L-VGCCs were Involved in the Caffeine-induced [Ca2+]i Oscillations

The above results show that the caffeine-induced [Ca2+]i response was significantly reduced when [Ca2+]o was removed, which indicates that Ca2+ influx is requested for the caffeine-induced [Ca2+]i oscillations. In carp HCs, Ca2+ entry from the extracellular space is known to be mediated by Ca2+-permeable glutamate receptors (GluRs) [8], [9], [21], [22], [23], [24] and L-VGCCs [23], [25], [26], [27]. In the present study, the activities of GluRs were precluded, because the activation of GluRs requires the binding of glutamate. On the other hand, the membrane potential and [Ca2+]i are strongly correlated. Oscillations in [Ca2+]i may concomitant changes of the membrane potential. Thus, L-VGCCs, which are activated by membrane depolarization, might be involved in the caffeine-induced [Ca2+]i increase. To test the possibility of L-VGCC involvement, nifedipine, an L-VGCC antagonist, was applied [28]. Previous study in carp retinal H1 HCs suggests that 100 µM nifedipine was sufficient to abolish L-VGCC-mediated Ca2+ entry [23]. Hence, 100 µM nifedipine was used for complete inhibition of L-VGCCs in the present study.

In the presence of nifedipine (100 µM), caffeine (10 mM, 60 s) elicited two [Ca2+]i transients, the subsequent caffeine application also induced two [Ca2+]i transients (Fig. 3D). Nifedipine (100 µM) significantly reduced the number of [Ca2+]i transients induced by caffeine (10 mM, 60 s), as compared with the effect of caffeine (10 mM, 60 s) alone (2.25±0.16 and 2.88±0.23, respectively, p<0.05, independent-samples t test; Fig. 3E). The ΔT1–2 interval was slightly increased (28.00±0.98 and 25.75±1.11 for nifedipine treated and control group, respectively, p>0.05, independent-samples t test; Fig. 3F), and the A2/A1 ratio was also decreased without statistical significance (0.71±0.05 and 0.60±0.06 for nifedipine treated and control group, respectively, p>0.05, independent-samples t test; Fig. 3G).

The nifedipine-induced reduction of [Ca2+]i transient number suggested that L-VGCCs should be activated by caffeine application, and the resulting Ca2+ entry via L-VGCCs contributed to caffeine-induced [Ca2+]i oscillations. However, in the presence of nifedipine, the number of [Ca2+]i transients was significantly larger than that in Ca2+-free Ringer’s solution (p<0.05, independent-samples t test; Fig. 3E). Besides, nifedipine didn’t reduce the A2/A1 ratio, while the A2/A1 ratio was significantly reduced by Ca2+-free Ringer’s solution (Fig. 3G). More importantly, different from the result obtained with Ca2+-free Ringer’s solution (Fig. 3B), when caffeine was re-applied in the presence of nifedipine (Fig. 3D), [Ca2+]i responses could be reproduced rather than abolished, which indicated that the ER could still be refilled when L-VGCCs were blocked. These differences between the effects of nifedipine and Ca2+-free Ringer’s solution on caffeine-induced [Ca2+]i oscillations suggest that L-VGCCs weren’t the only Ca2+ entry pathway activated after caffeine application, there should be other Ca2+ entry pathway for ER refilling.

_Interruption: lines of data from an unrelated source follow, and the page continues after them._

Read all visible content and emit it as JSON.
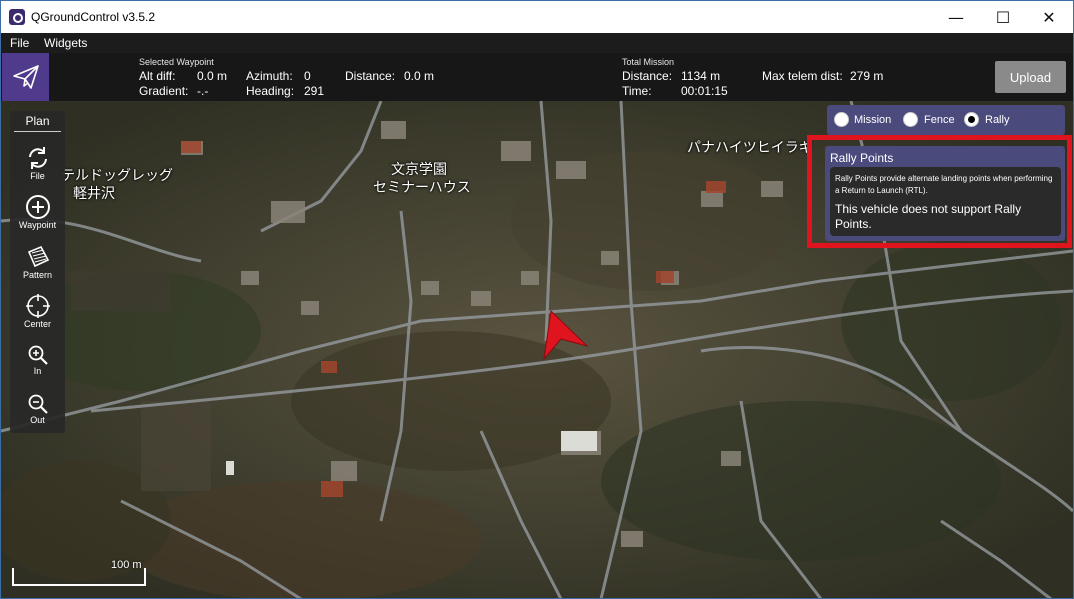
{
  "window": {
    "title": "QGroundControl v3.5.2",
    "minimize": "—",
    "maximize": "☐",
    "close": "✕"
  },
  "menu": {
    "file": "File",
    "widgets": "Widgets"
  },
  "toolbar": {
    "selected_waypoint_label": "Selected Waypoint",
    "alt_diff_label": "Alt diff:",
    "alt_diff_value": "0.0 m",
    "gradient_label": "Gradient:",
    "gradient_value": "-.-",
    "azimuth_label": "Azimuth:",
    "azimuth_value": "0",
    "heading_label": "Heading:",
    "heading_value": "291",
    "distance_label": "Distance:",
    "distance_value": "0.0 m",
    "total_mission_label": "Total Mission",
    "total_distance_label": "Distance:",
    "total_distance_value": "1134 m",
    "time_label": "Time:",
    "time_value": "00:01:15",
    "max_telem_label": "Max telem dist:",
    "max_telem_value": "279 m",
    "upload_label": "Upload"
  },
  "plan_panel": {
    "title": "Plan",
    "tools": [
      {
        "label": "File",
        "icon": "sync-icon"
      },
      {
        "label": "Waypoint",
        "icon": "plus-circle-icon"
      },
      {
        "label": "Pattern",
        "icon": "pattern-icon"
      },
      {
        "label": "Center",
        "icon": "crosshair-icon"
      },
      {
        "label": "In",
        "icon": "zoom-in-icon"
      },
      {
        "label": "Out",
        "icon": "zoom-out-icon"
      }
    ]
  },
  "mode": {
    "mission": "Mission",
    "fence": "Fence",
    "rally": "Rally",
    "selected": "Rally"
  },
  "rally": {
    "title": "Rally Points",
    "description": "Rally Points provide alternate landing points when performing a Return to Launch (RTL).",
    "warning": "This vehicle does not support Rally Points."
  },
  "map": {
    "labels": [
      "テルドッグレッグ",
      "軽井沢",
      "文京学園",
      "セミナーハウス",
      "パナハイツヒイラギ"
    ],
    "scale_label": "100 m"
  },
  "colors": {
    "accent": "#4f3a8c",
    "panel": "#4a4a7d",
    "highlight": "#e0141e",
    "vehicle": "#e0141e"
  }
}
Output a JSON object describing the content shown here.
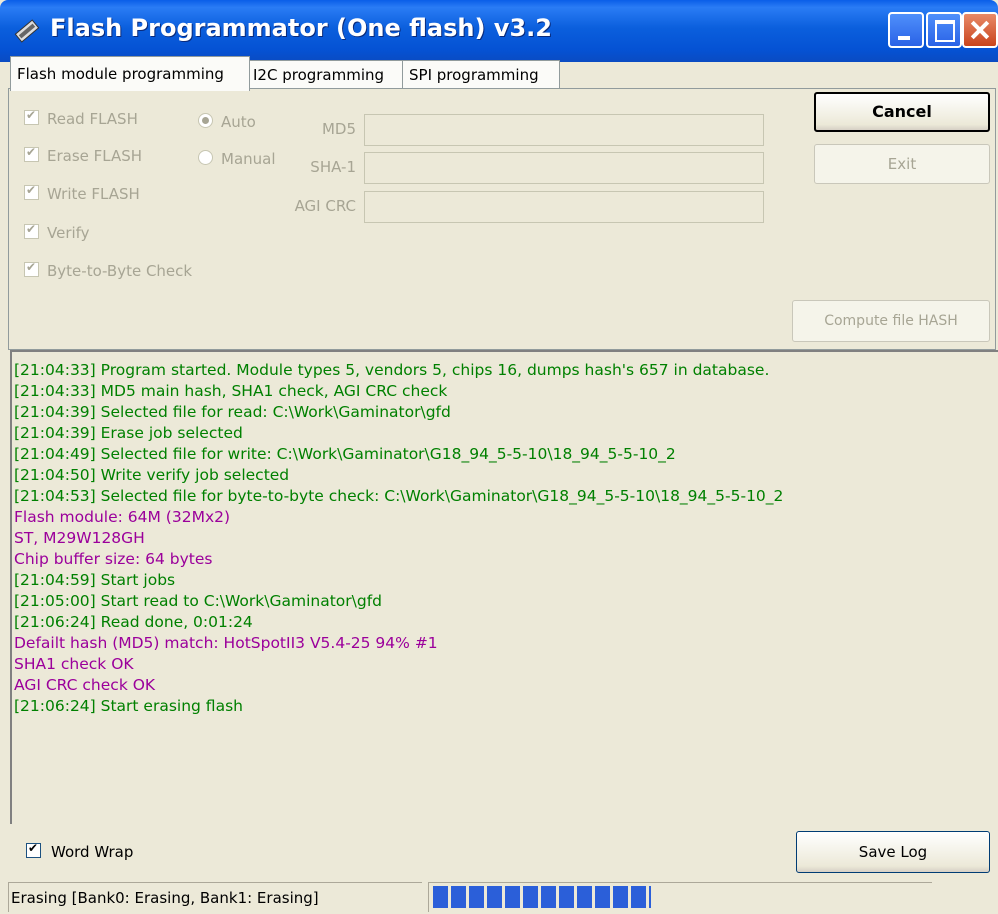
{
  "window": {
    "title": "Flash Programmator (One flash) v3.2"
  },
  "tabs": [
    "Flash module programming",
    "I2C programming",
    "SPI programming"
  ],
  "options": {
    "checkboxes": [
      "Read FLASH",
      "Erase FLASH",
      "Write FLASH",
      "Verify",
      "Byte-to-Byte Check"
    ],
    "radios": [
      "Auto",
      "Manual"
    ],
    "hash_labels": [
      "MD5",
      "SHA-1",
      "AGI CRC"
    ]
  },
  "buttons": {
    "cancel": "Cancel",
    "exit": "Exit",
    "compute_hash": "Compute file HASH",
    "save_log": "Save Log"
  },
  "log": [
    {
      "text": "[21:04:33] Program started. Module types 5, vendors 5, chips 16, dumps hash's 657 in database.",
      "color": "green"
    },
    {
      "text": "[21:04:33] MD5 main hash, SHA1 check, AGI CRC check",
      "color": "green"
    },
    {
      "text": "[21:04:39] Selected file for read: C:\\Work\\Gaminator\\gfd",
      "color": "green"
    },
    {
      "text": "[21:04:39] Erase job selected",
      "color": "green"
    },
    {
      "text": "[21:04:49] Selected file for write: C:\\Work\\Gaminator\\G18_94_5-5-10\\18_94_5-5-10_2",
      "color": "green"
    },
    {
      "text": "[21:04:50] Write verify job selected",
      "color": "green"
    },
    {
      "text": "[21:04:53] Selected file for byte-to-byte check: C:\\Work\\Gaminator\\G18_94_5-5-10\\18_94_5-5-10_2",
      "color": "green"
    },
    {
      "text": "Flash module: 64M (32Mx2)",
      "color": "purple"
    },
    {
      "text": "ST, M29W128GH",
      "color": "purple"
    },
    {
      "text": "Chip buffer size: 64 bytes",
      "color": "purple"
    },
    {
      "text": "[21:04:59] Start jobs",
      "color": "green"
    },
    {
      "text": "[21:05:00] Start read to C:\\Work\\Gaminator\\gfd",
      "color": "green"
    },
    {
      "text": "[21:06:24] Read done, 0:01:24",
      "color": "green"
    },
    {
      "text": "Defailt hash (MD5) match: HotSpotII3 V5.4-25 94% #1",
      "color": "purple"
    },
    {
      "text": "SHA1 check OK",
      "color": "purple"
    },
    {
      "text": "AGI CRC check OK",
      "color": "purple"
    },
    {
      "text": "[21:06:24] Start erasing flash",
      "color": "green"
    }
  ],
  "word_wrap": {
    "label": "Word Wrap",
    "checked": true
  },
  "status": {
    "text": "Erasing [Bank0: Erasing, Bank1: Erasing]",
    "progress": 0.44
  },
  "colors": {
    "log_green": "#008000",
    "log_purple": "#9b009b",
    "title_bar": "#0a5ee8",
    "progress": "#2b5fd9"
  }
}
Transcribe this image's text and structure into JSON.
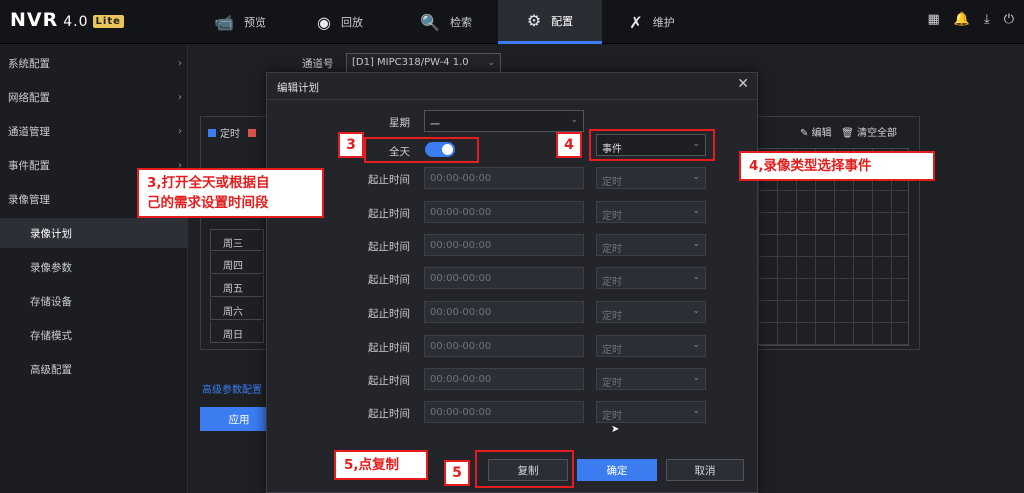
{
  "brand": {
    "name": "NVR",
    "version": "4.0",
    "edition": "Lite"
  },
  "nav": [
    {
      "label": "预览",
      "icon": "camera-icon"
    },
    {
      "label": "回放",
      "icon": "playback-icon"
    },
    {
      "label": "检索",
      "icon": "search-file-icon"
    },
    {
      "label": "配置",
      "icon": "gear-icon"
    },
    {
      "label": "维护",
      "icon": "wrench-icon"
    }
  ],
  "sidebar": [
    {
      "label": "系统配置"
    },
    {
      "label": "网络配置"
    },
    {
      "label": "通道管理"
    },
    {
      "label": "事件配置"
    },
    {
      "label": "录像管理"
    },
    {
      "label": "录像计划"
    },
    {
      "label": "录像参数"
    },
    {
      "label": "存储设备"
    },
    {
      "label": "存储模式"
    },
    {
      "label": "高级配置"
    }
  ],
  "background": {
    "channel_label": "通道号",
    "channel_value": "[D1] MIPC318/PW-4 1.0",
    "legend_timed": "定时",
    "edit_label": "编辑",
    "clear_label": "清空全部",
    "days": [
      "周三",
      "周四",
      "周五",
      "周六",
      "周日"
    ],
    "advanced_link": "高级参数配置",
    "apply_label": "应用"
  },
  "modal": {
    "title": "编辑计划",
    "week_label": "星期",
    "week_value": "一",
    "allday_label": "全天",
    "allday_on": true,
    "record_type": "事件",
    "time_label": "起止时间",
    "time_placeholder": "00:00-00:00",
    "type_placeholder": "定时",
    "copy_label": "复制",
    "ok_label": "确定",
    "cancel_label": "取消"
  },
  "annotations": {
    "n3": "3",
    "n4": "4",
    "n5": "5",
    "text3_line1": "3,打开全天或根据自",
    "text3_line2": "己的需求设置时间段",
    "text4": "4,录像类型选择事件",
    "text5": "5,点复制"
  },
  "colors": {
    "accent": "#3b7cf0",
    "annotation_red": "#e41e1e",
    "legend_red": "#d9534f"
  }
}
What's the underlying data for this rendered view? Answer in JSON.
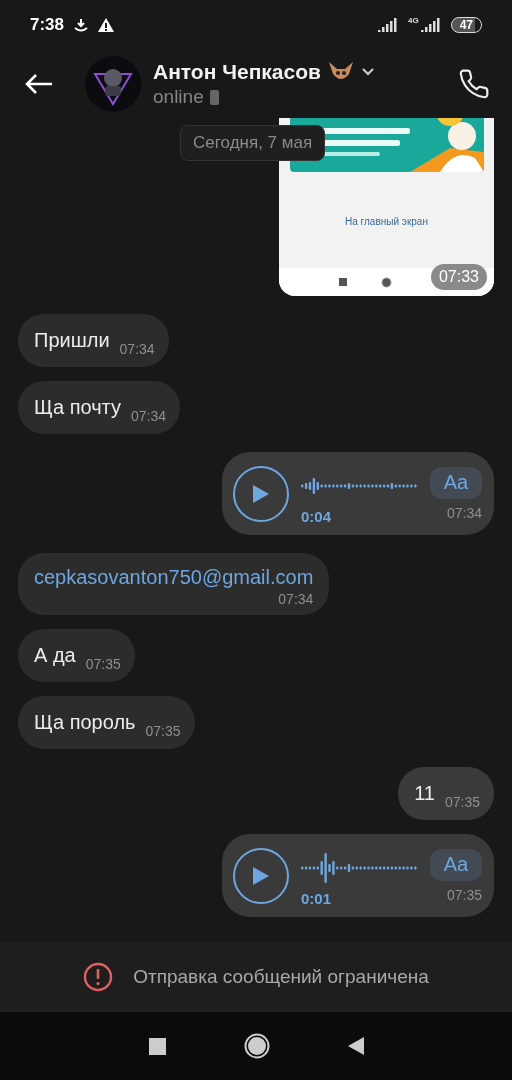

SOCs were Necessary for ER Refilling

It has been reported that in some cell types, Ca2+ influx could be triggered by the depletion of ER Ca2+, a process referred to as store-operated Ca2+ entry (SOCE) [29], [30]. The Ca2+ channels mediating SOCE are called store-operated channels (SOCs).

To examine the involvement of SOCs in ER refilling, we tested the existence of SOCs in carp H1 HCs and tried to activate SOCs by depleting the ER. To deplete the ER, HCs were incubated in Ca2+-free Ringer’s solution containing 5 µM thapsigargin, an irreversible SERCA inhibitor, which causes passive depletion of ER Ca2+ by inhibiting ER Ca2+ uptake via SERCA pumps [31]. If SOCs are expressed in carp H1 HCs and can be activated by ER depletion, re-addition of [Ca2+]o should result in an increase in [Ca2+]i, given that ER Ca2+ uptake via SERCA pumps was inhibited. As shown in Figure 4A, after being pre-incubated in thapsigargin-containing (5 µM) Ca2+-free Ringer’s solution for 20 min, re-introduction of [Ca2+]o (2 mM) caused a transient increase of [Ca2+]i in the tested HC (Fig. 4A). Similar results were obtained from 7 others HCs, demonstrating the existence of SOCE pathways in carp H1 HCs.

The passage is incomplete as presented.